Retirement plan talk usually turns on things like Social Security benefits, a pension, and retirement savings, such as your 401(k) plan. Many people toil to pay off the mortgage prior to retirement. They want the expense off the table when living on retirement funds.
But the mortgage is only a piece – and not always the biggest piece– of the cost of shelter. Insurance, real estate taxes, utilities, services, repairs and maintenance remain. And don’t forget the bathroom remodel or the upgrade to energy efficient windows. Our shelter can consume a disproportionate chunk of the retirement budget, even after the mortgage is gone.

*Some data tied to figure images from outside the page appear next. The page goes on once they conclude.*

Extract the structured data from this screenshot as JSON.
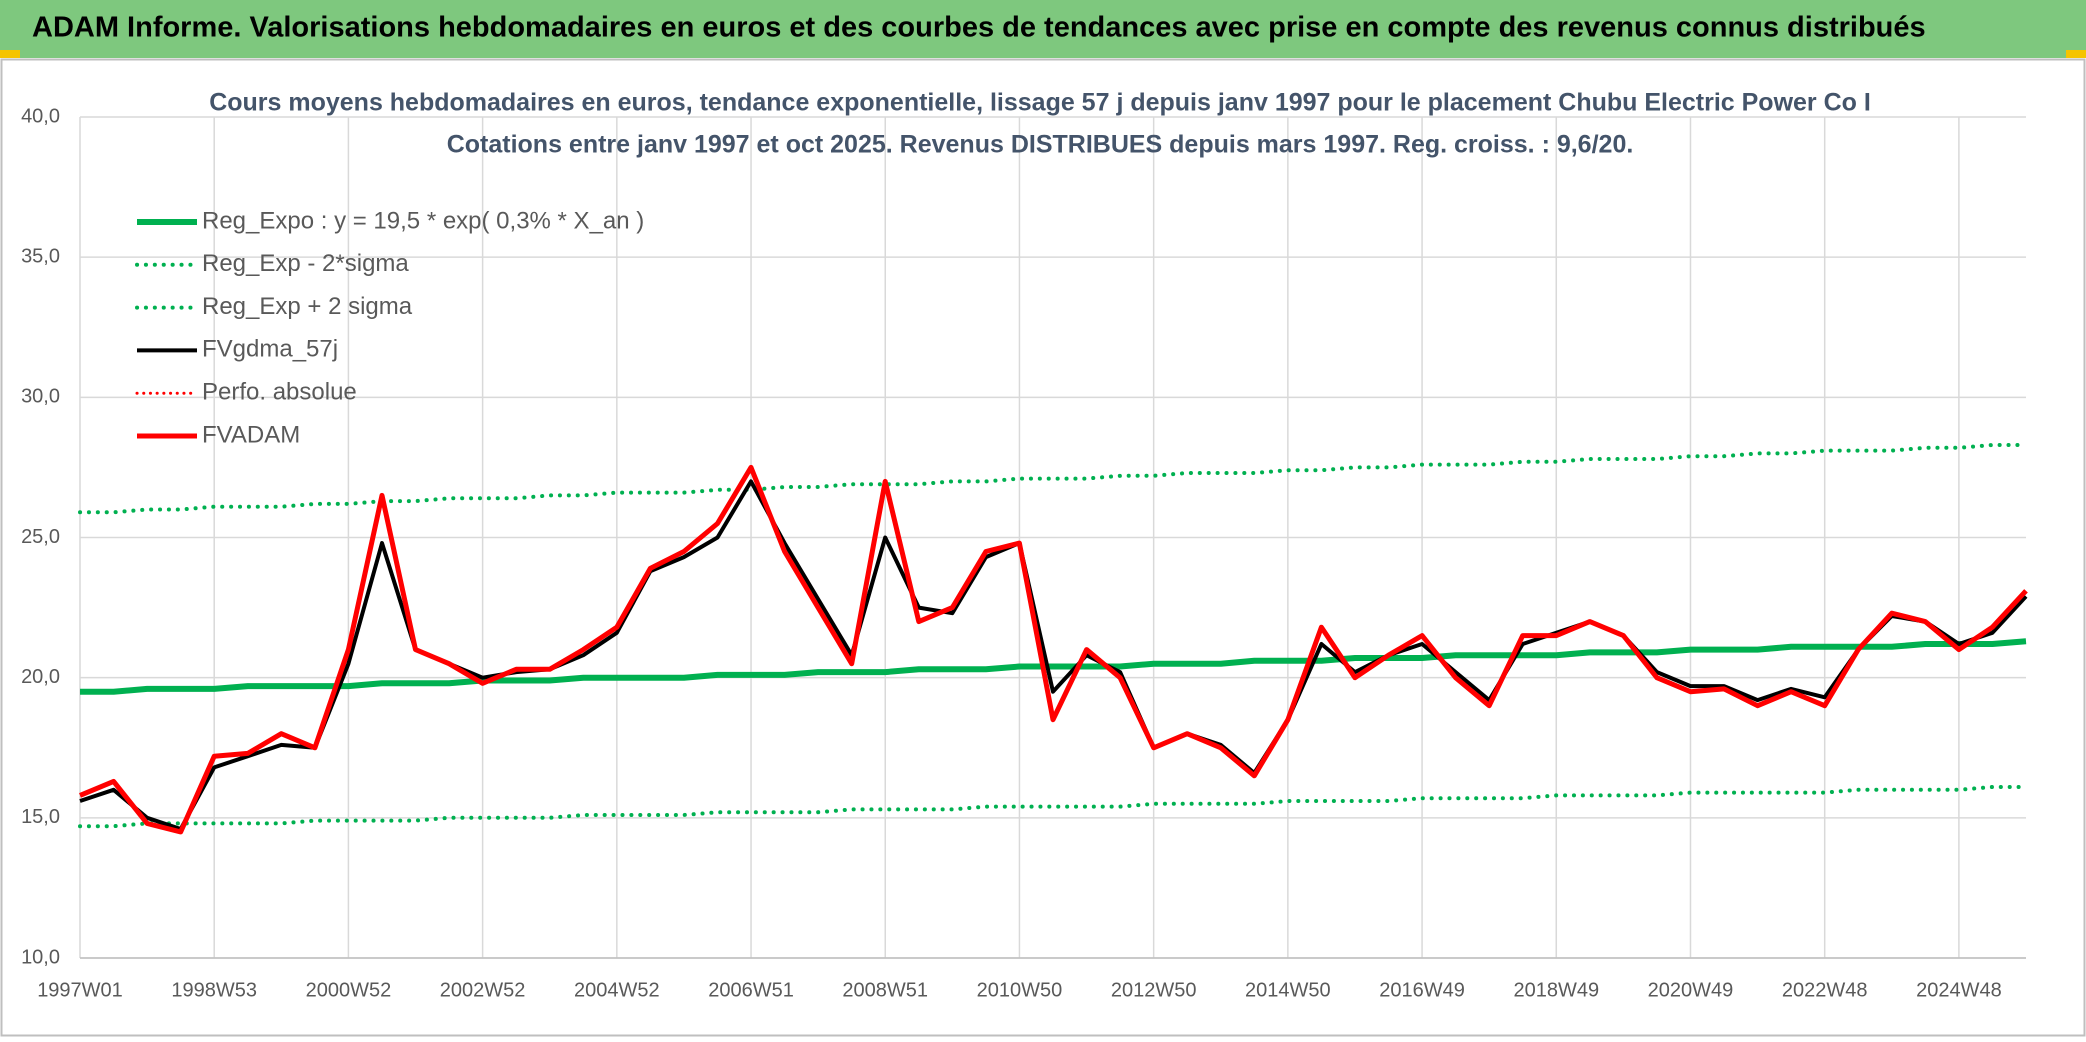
{
  "header": {
    "title": "ADAM Informe. Valorisations hebdomadaires en euros et des courbes de tendances avec prise en compte des revenus connus distribués"
  },
  "chart_data": {
    "type": "line",
    "title": "Cours moyens hebdomadaires en euros, tendance exponentielle, lissage 57 j depuis janv 1997 pour le placement Chubu Electric Power Co I",
    "subtitle": "Cotations entre janv 1997 et oct 2025. Revenus DISTRIBUES depuis mars 1997. Reg. croiss. : 9,6/20.",
    "categories": [
      "1997W01",
      null,
      null,
      null,
      "1998W53",
      null,
      null,
      null,
      "2000W52",
      null,
      null,
      null,
      "2002W52",
      null,
      null,
      null,
      "2004W52",
      null,
      null,
      null,
      "2006W51",
      null,
      null,
      null,
      "2008W51",
      null,
      null,
      null,
      "2010W50",
      null,
      null,
      null,
      "2012W50",
      null,
      null,
      null,
      "2014W50",
      null,
      null,
      null,
      "2016W49",
      null,
      null,
      null,
      "2018W49",
      null,
      null,
      null,
      "2020W49",
      null,
      null,
      null,
      "2022W48",
      null,
      null,
      null,
      "2024W48",
      null,
      null
    ],
    "ylim": [
      10,
      40
    ],
    "yticks": [
      {
        "value": 10,
        "label": "10,0"
      },
      {
        "value": 15,
        "label": "15,0"
      },
      {
        "value": 20,
        "label": "20,0"
      },
      {
        "value": 25,
        "label": "25,0"
      },
      {
        "value": 30,
        "label": "30,0"
      },
      {
        "value": 35,
        "label": "35,0"
      },
      {
        "value": 40,
        "label": "40,0"
      }
    ],
    "grid": true,
    "legend": "top-left",
    "series": [
      {
        "name": "Reg_Expo : y = 19,5 * exp( 0,3% *  X_an )",
        "color": "#00b050",
        "style": "solid",
        "width": 6,
        "values": [
          19.5,
          19.5,
          19.6,
          19.6,
          19.6,
          19.7,
          19.7,
          19.7,
          19.7,
          19.8,
          19.8,
          19.8,
          19.9,
          19.9,
          19.9,
          20.0,
          20.0,
          20.0,
          20.0,
          20.1,
          20.1,
          20.1,
          20.2,
          20.2,
          20.2,
          20.3,
          20.3,
          20.3,
          20.4,
          20.4,
          20.4,
          20.4,
          20.5,
          20.5,
          20.5,
          20.6,
          20.6,
          20.6,
          20.7,
          20.7,
          20.7,
          20.8,
          20.8,
          20.8,
          20.8,
          20.9,
          20.9,
          20.9,
          21.0,
          21.0,
          21.0,
          21.1,
          21.1,
          21.1,
          21.1,
          21.2,
          21.2,
          21.2,
          21.3
        ]
      },
      {
        "name": "Reg_Exp - 2*sigma",
        "color": "#00b050",
        "style": "dotted",
        "width": 4,
        "values": [
          14.7,
          14.7,
          14.8,
          14.8,
          14.8,
          14.8,
          14.8,
          14.9,
          14.9,
          14.9,
          14.9,
          15.0,
          15.0,
          15.0,
          15.0,
          15.1,
          15.1,
          15.1,
          15.1,
          15.2,
          15.2,
          15.2,
          15.2,
          15.3,
          15.3,
          15.3,
          15.3,
          15.4,
          15.4,
          15.4,
          15.4,
          15.4,
          15.5,
          15.5,
          15.5,
          15.5,
          15.6,
          15.6,
          15.6,
          15.6,
          15.7,
          15.7,
          15.7,
          15.7,
          15.8,
          15.8,
          15.8,
          15.8,
          15.9,
          15.9,
          15.9,
          15.9,
          15.9,
          16.0,
          16.0,
          16.0,
          16.0,
          16.1,
          16.1
        ]
      },
      {
        "name": "Reg_Exp + 2 sigma",
        "color": "#00b050",
        "style": "dotted",
        "width": 4,
        "values": [
          25.9,
          25.9,
          26.0,
          26.0,
          26.1,
          26.1,
          26.1,
          26.2,
          26.2,
          26.3,
          26.3,
          26.4,
          26.4,
          26.4,
          26.5,
          26.5,
          26.6,
          26.6,
          26.6,
          26.7,
          26.7,
          26.8,
          26.8,
          26.9,
          26.9,
          26.9,
          27.0,
          27.0,
          27.1,
          27.1,
          27.1,
          27.2,
          27.2,
          27.3,
          27.3,
          27.3,
          27.4,
          27.4,
          27.5,
          27.5,
          27.6,
          27.6,
          27.6,
          27.7,
          27.7,
          27.8,
          27.8,
          27.8,
          27.9,
          27.9,
          28.0,
          28.0,
          28.1,
          28.1,
          28.1,
          28.2,
          28.2,
          28.3,
          28.3
        ]
      },
      {
        "name": "FVgdma_57j",
        "color": "#000000",
        "style": "solid",
        "width": 4,
        "values": [
          15.6,
          16.0,
          15.0,
          14.6,
          16.8,
          17.2,
          17.6,
          17.5,
          20.5,
          24.8,
          21.0,
          20.5,
          20.0,
          20.2,
          20.3,
          20.8,
          21.6,
          23.8,
          24.3,
          25.0,
          27.0,
          24.8,
          22.8,
          20.8,
          25.0,
          22.5,
          22.3,
          24.3,
          24.8,
          19.5,
          20.8,
          20.2,
          17.5,
          18.0,
          17.6,
          16.6,
          18.5,
          21.2,
          20.2,
          20.8,
          21.2,
          20.2,
          19.2,
          21.2,
          21.6,
          22.0,
          21.5,
          20.2,
          19.7,
          19.7,
          19.2,
          19.6,
          19.3,
          21.0,
          22.2,
          22.0,
          21.2,
          21.6,
          22.9
        ]
      },
      {
        "name": "Perfo. absolue",
        "color": "#ff0000",
        "style": "dotted",
        "width": 3,
        "values": [
          null,
          null,
          null,
          null,
          null,
          null,
          null,
          null,
          null,
          null,
          null,
          null,
          null,
          null,
          null,
          null,
          null,
          null,
          null,
          null,
          null,
          null,
          null,
          null,
          null,
          null,
          null,
          null,
          null,
          null,
          null,
          null,
          null,
          null,
          null,
          null,
          null,
          null,
          null,
          null,
          null,
          null,
          null,
          null,
          null,
          null,
          null,
          null,
          null,
          null,
          null,
          null,
          null,
          null,
          null,
          null,
          null,
          null,
          null
        ]
      },
      {
        "name": "FVADAM",
        "color": "#ff0000",
        "style": "solid",
        "width": 5,
        "values": [
          15.8,
          16.3,
          14.8,
          14.5,
          17.2,
          17.3,
          18.0,
          17.5,
          21.0,
          26.5,
          21.0,
          20.5,
          19.8,
          20.3,
          20.3,
          21.0,
          21.8,
          23.9,
          24.5,
          25.5,
          27.5,
          24.5,
          22.5,
          20.5,
          27.0,
          22.0,
          22.5,
          24.5,
          24.8,
          18.5,
          21.0,
          20.0,
          17.5,
          18.0,
          17.5,
          16.5,
          18.5,
          21.8,
          20.0,
          20.8,
          21.5,
          20.0,
          19.0,
          21.5,
          21.5,
          22.0,
          21.5,
          20.0,
          19.5,
          19.6,
          19.0,
          19.5,
          19.0,
          21.0,
          22.3,
          22.0,
          21.0,
          21.8,
          23.1
        ]
      }
    ]
  }
}
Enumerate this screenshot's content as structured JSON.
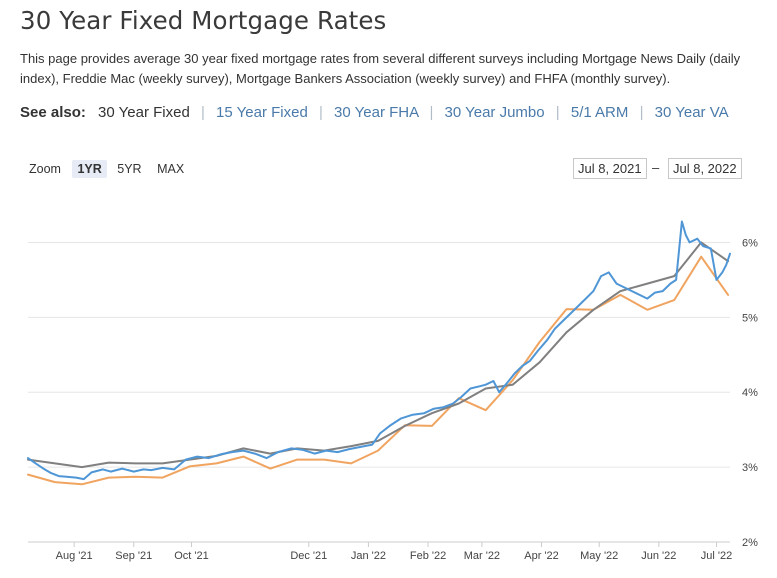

That’s why we should view shelter as a strategic part of our retirement plan…in the same category as Social Security and the 401(k). It can offer surprising flexibility in retirement. It can stretch the monthly budget.
Right-sizing, or moving to a home that suits your daily needs, can free up funds in your budget in two ways. First, it reduces the costs of home-ownership. And the cash you clear in the move can help cover those costs.
A right-sized home can also allow you to age in place longer. It may postpone the need for assisted living when your knees don’t function as well as they once did.
Letting go of the family home can be hard. The key is to stop romanticizing the full house that may, or may not, materialize at Thanksgiving. Instead, imagine the daily life you want to live in retirement.
Do you want spend your retirement supporting a house? Or would you rather your house support the best retirement possible?